That's a non-answer. Just saying "We have rights because we are human!" gets you nowhere.
Let's agree that if rights exist at all then humans have rights.
Now what's your argument for the claim that humans do have rights, and what's your explanation for how you come to know what is a right and what isn't?
Okay, lets try to break this down as simply as possible.
We accept first of all that a lone human, with no other humans around, has the right to do whatever he wants, limited only by the framework of survival.
We further accept that as long as the distance is sufficient that no humans encounter one another, they all maintain these rights.
This seems simple, even your "godly ass fairy" lines can't deny this one.
Now we extrapolate that for humans to live closer together, these rights are naturally limited. This is simply true, as well. If there is one coconut, and one human, the human can eat the coconut. If there are two humans, and one coconut, they can split one, or they one can eat a coconut, but they don't both have a coconut.

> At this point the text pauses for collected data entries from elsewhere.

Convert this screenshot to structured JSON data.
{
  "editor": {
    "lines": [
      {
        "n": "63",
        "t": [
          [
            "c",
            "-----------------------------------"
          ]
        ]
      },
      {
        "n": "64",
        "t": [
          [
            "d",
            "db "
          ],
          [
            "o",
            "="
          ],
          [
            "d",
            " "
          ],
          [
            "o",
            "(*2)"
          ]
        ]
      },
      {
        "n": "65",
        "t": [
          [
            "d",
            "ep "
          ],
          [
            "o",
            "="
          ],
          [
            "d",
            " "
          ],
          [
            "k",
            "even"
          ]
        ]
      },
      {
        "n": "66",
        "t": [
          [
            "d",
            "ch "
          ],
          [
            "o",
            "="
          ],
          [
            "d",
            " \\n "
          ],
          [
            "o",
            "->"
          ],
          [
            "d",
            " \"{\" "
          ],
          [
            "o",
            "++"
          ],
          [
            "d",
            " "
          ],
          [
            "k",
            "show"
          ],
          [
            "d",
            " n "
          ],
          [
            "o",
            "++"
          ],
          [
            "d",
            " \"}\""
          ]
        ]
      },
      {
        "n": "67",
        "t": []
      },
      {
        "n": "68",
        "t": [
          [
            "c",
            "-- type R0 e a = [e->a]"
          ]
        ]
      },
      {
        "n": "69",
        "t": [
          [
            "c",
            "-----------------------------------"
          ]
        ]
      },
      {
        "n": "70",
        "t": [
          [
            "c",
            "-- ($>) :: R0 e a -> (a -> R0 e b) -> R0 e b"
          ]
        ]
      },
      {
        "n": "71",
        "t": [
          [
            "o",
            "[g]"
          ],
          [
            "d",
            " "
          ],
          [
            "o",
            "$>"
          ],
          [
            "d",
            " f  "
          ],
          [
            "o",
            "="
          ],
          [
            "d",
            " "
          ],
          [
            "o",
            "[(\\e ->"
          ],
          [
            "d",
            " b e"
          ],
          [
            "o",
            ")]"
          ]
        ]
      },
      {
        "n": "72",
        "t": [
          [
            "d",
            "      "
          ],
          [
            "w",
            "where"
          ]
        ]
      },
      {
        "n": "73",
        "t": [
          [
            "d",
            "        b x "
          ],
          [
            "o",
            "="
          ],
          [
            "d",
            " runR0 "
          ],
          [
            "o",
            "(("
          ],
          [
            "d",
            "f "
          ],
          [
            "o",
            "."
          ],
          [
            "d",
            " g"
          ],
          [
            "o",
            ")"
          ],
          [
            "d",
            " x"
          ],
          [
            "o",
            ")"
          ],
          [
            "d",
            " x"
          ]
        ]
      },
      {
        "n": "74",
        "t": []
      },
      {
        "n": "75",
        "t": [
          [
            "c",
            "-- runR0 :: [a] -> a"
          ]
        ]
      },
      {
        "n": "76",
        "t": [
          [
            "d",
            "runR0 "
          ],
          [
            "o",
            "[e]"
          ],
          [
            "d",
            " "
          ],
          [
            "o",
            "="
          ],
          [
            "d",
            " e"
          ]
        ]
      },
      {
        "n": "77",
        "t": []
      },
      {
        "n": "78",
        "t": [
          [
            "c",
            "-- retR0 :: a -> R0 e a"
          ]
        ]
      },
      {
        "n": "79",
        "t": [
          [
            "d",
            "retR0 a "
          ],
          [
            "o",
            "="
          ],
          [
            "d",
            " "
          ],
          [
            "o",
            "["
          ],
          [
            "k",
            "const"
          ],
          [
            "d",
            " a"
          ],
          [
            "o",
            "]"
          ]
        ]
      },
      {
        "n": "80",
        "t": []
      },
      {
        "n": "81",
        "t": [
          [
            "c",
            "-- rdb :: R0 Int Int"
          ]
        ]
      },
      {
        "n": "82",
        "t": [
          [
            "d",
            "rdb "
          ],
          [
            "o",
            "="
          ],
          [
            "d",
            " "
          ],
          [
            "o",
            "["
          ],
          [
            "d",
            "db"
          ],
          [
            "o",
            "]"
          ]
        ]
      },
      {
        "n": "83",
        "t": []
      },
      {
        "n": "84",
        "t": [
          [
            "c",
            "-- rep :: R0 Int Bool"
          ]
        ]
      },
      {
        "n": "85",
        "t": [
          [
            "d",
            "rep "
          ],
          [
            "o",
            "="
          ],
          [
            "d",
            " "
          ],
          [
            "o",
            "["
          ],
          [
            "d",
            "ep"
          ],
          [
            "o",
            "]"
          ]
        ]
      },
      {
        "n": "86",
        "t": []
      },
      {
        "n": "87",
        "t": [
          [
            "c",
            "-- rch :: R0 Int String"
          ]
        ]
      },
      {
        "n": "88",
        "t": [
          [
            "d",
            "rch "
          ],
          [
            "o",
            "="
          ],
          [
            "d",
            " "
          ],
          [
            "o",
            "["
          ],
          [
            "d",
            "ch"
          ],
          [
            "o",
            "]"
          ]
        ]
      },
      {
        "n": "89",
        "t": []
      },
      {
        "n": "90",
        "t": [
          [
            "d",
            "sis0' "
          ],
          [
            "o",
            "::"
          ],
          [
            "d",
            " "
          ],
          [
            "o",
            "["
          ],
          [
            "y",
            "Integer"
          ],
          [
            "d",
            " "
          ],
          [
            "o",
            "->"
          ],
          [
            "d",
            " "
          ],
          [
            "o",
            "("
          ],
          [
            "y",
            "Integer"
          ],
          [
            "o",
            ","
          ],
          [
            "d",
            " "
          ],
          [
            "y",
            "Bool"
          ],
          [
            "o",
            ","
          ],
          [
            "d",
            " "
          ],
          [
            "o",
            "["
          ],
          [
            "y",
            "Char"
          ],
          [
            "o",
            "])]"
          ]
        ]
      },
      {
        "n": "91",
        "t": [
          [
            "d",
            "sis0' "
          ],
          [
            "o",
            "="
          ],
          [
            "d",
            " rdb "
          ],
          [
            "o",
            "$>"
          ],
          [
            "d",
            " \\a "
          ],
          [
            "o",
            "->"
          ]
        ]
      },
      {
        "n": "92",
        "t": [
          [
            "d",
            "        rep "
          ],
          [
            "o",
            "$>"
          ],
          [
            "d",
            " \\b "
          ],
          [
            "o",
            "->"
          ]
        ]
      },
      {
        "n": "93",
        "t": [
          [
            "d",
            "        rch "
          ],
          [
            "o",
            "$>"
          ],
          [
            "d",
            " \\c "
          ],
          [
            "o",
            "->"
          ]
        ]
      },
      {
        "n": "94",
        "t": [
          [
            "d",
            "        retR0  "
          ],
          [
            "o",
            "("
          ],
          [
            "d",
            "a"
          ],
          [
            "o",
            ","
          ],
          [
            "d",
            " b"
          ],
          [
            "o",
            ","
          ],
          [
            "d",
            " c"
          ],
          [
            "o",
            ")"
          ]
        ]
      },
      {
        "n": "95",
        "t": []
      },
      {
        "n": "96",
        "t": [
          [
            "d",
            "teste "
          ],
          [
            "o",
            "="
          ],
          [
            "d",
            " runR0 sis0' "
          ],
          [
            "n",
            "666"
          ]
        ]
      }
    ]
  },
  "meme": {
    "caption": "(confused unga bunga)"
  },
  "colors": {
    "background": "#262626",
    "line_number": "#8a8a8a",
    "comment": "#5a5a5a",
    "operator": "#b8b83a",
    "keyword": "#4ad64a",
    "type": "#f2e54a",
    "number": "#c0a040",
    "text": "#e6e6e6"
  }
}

The more humans, in the more proximity, the more the rights are limited.
It therefore behooves us to determine which rights are fundamental human rights, and which are not. The right to poop wherever is not fundamental. The right to cut down all the trees you see is not fundamental. So, hmm. How shall we determine which rights are necessary to the human condition, and which are not?
Which arise out of what humans fundamentally are? And which are external?
You see, your entire, complete problem is that you think rights are granted. The man on the desert island is granted rights by no one, but has more rights than anyone. Rights aren't granted.
They are taken away.
Do you see your fundamental, entire problem? You are asking me 'who grants the rights' when the question is 'what rights are fundamental to the human conditions, what rights are human rights, and what rights are external rights?'
Happiness, or preference satisfaction, or whatever metric you choose to use is empirically verifiable to the extent that any social or psychological phenomenon is empirically verifiable. You can ask people if their preferences have been fulfilled, and you can poke them to see what their brains and neurotransmitters are doing.
Whereas there is absolutely no way to tell what rights exist in an empirical way. There is no such thing as a molecule of entitlement or an atom of rightiness.
Ah. So utility is a synonym for happiness. I have always found hedonism a slightly unfulfilling philosophy. It's nice, and it is a good framework to attempt to create ethics without God, but as far as attempts go, I don't think it hit the money.
I hope you don't mind if I cut the riffing of the ol' 4chan step 3: profit! joke, as I already used it in this thread, ironically. It's kind of simply stale when the use isn't ironic.